Yvette is a unique and emotionally compelling autobiography; written and performed by the multi-disciplinary artist Urielle Klein-Mekongo. The entire production embarks on an emotional journey themed around insecurity, naivety, peer-pressure, infatuation and toxicity. Toxicity that exists within friendship groups; a strict and cultural household and during hormonal imbalances when going through puberty, battling mental constraints of self-worth and self-love.
This play reminisces on the competitive, bitchy and immature nature of challenging secondary school life. In this play we witness Yvette stuck in an era of betrayal even from her best friend, being the centre of hot gossip, attracting inevitable confrontation, loss of confidence after facing rejection from a close, male companion and not being stereotypically desirable enough to hang out with the popular girls either. As a determined student; we see she ambitiously aimed to avoid fights, leave school with good grades and do her parents proud but somehow ending up with the complete reverse; facing suspension after a fight she didn’t provoke, seeing nothing but disappointment on her mothers face to then get criticised for being too influenced by the western worlds ways; losing a sense of her identity and culture. This show travelled minds through the highs and lows of raw and unapologetic truths, unleashing harsh realities as the audience entered in to Urielle’s world.
Yvette for me was about self-expression. By featuring live looping to reinforce her truth through music accelerated our connectivity to Urielle even moreso. Her incredible talent sophisticatedly radiated as we saw an abundance of her singing and spoken word. The loop pedal in her performance truly brought a different experience to her play. Urielle’s rhythmic sentiment chanted a majestic and energetic sensation, making you want to vibe with her on stage. This incredibly upbeat and vibrant show was well balanced in spite of being an equally emotionally abstract and fugitive autobiography.

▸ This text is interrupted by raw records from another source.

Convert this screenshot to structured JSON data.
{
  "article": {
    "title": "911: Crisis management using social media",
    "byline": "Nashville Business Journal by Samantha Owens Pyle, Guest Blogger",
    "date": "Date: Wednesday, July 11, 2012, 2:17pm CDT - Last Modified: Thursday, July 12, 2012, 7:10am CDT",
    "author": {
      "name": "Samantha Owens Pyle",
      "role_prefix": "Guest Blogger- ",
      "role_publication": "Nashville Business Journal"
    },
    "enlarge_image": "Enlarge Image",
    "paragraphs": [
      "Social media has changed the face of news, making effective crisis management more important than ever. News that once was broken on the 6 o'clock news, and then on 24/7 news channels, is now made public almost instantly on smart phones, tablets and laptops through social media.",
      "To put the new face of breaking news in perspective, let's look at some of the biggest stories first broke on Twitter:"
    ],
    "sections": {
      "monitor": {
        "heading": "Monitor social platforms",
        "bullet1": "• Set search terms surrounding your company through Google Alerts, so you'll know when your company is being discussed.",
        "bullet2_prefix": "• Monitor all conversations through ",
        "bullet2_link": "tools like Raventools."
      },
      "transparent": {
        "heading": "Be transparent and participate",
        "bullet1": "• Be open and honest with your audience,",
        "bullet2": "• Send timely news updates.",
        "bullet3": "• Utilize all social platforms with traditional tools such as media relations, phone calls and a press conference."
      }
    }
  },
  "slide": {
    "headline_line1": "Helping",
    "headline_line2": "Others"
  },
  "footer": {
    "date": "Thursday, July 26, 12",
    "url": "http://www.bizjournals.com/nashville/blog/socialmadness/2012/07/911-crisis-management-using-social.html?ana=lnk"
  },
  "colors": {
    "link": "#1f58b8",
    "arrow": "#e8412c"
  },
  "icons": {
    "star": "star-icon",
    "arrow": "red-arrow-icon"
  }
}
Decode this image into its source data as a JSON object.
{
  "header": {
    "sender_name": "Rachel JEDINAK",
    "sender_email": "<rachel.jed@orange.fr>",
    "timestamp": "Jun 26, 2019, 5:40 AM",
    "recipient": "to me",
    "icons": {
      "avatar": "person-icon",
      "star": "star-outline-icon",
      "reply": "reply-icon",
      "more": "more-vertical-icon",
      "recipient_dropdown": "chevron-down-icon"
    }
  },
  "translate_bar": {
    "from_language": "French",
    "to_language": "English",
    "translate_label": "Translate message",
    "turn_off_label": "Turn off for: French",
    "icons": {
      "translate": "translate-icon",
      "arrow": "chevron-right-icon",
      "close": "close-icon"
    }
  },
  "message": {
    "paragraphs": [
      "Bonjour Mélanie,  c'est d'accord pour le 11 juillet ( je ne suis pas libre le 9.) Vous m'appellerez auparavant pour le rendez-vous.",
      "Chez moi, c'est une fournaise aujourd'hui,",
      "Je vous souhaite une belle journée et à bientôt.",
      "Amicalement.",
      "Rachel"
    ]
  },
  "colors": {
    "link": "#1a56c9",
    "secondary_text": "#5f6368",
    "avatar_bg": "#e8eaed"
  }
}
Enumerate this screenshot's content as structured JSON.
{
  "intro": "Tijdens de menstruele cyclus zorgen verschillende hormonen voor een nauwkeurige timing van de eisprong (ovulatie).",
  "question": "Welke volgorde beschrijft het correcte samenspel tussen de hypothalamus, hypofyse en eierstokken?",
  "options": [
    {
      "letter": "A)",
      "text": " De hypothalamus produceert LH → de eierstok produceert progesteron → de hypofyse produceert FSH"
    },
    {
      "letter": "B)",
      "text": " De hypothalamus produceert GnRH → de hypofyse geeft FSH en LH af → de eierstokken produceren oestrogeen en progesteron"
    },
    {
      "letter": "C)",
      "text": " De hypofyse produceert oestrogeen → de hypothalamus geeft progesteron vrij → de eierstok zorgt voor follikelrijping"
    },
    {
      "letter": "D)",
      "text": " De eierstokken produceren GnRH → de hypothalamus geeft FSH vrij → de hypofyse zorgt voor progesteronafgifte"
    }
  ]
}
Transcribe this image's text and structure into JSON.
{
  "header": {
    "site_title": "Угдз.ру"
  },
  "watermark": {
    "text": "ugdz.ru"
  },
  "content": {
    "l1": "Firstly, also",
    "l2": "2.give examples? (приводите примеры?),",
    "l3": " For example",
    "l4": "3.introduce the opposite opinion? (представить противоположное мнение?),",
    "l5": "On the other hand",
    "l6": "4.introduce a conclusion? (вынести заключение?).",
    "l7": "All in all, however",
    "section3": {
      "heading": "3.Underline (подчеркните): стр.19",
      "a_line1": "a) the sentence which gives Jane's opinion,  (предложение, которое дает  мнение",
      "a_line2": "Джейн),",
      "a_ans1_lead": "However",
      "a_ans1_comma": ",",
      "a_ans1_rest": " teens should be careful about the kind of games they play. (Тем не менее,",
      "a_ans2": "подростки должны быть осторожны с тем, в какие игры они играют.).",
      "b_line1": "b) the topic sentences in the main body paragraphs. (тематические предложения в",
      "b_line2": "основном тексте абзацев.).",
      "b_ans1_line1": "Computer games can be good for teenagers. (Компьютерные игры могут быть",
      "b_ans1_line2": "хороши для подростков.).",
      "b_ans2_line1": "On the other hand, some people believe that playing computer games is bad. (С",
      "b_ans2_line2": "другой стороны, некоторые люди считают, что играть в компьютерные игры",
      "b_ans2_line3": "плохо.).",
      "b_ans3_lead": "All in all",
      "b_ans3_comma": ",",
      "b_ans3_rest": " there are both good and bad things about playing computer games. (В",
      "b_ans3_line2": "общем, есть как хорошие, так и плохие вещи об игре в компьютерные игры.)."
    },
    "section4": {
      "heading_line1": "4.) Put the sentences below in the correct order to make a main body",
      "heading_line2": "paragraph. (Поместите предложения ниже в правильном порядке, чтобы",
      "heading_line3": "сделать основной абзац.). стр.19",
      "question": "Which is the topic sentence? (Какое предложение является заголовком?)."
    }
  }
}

The layout of the set was an interior design of a compact apartment almost, the mis-en-scene and vitality of the show was simplistic and significantly strong. Urielle’s consequential storyline involved humorous and enjoyable multi-roleplaying throughout. Her level of creativity showed most efficiently during the scene of her re-enacting her interaction with an acquaintance simultaneously; having half of her body facing the audience whilst smartly clothing her right arm in a jacket that gently and subtly caressed the left part of her face to reflect the intimate moment that was manifesting between them both. This scene had an incredibly suspenseful nature making the believability of this scene intense to watch. Every abstract scene in Yvette achieved a suspenseful and self-wakening substance to take away from in hindsight.
Yvette speaks on the underlying issues of ethnic minorities not looking exotic enough or fitting in to society’s perceptions of beauty standards. This production also reflects on the importance of practicing, acknowledging and embracing a sufficient form of self-love during womanhood. As well as how imperative it is to overcome your past and focuses on the present as what doesn’t kill you, only makes you stronger.
A truly heart felt, rhythmic, fundamental, self-healing and women empowering play that ended with the talented actress, singer and songwriter singing her song ‘You Are’. This song is a declaration of being a survivor and not a victim and owning your scars, ending with the words living, breathing, feeling, winning! An inspirational play that speaks volumes into what it means to not give up without a good fight and crown yourself with victory and let no one destroy your destiny. The song Urielle wrote entitled ‘You Are’ is no doubt powerful enough to help women of all ages who feel execration towards themselves learn to accept, transform and become open to appreciating themselves wholly through this remarkably beautiful song.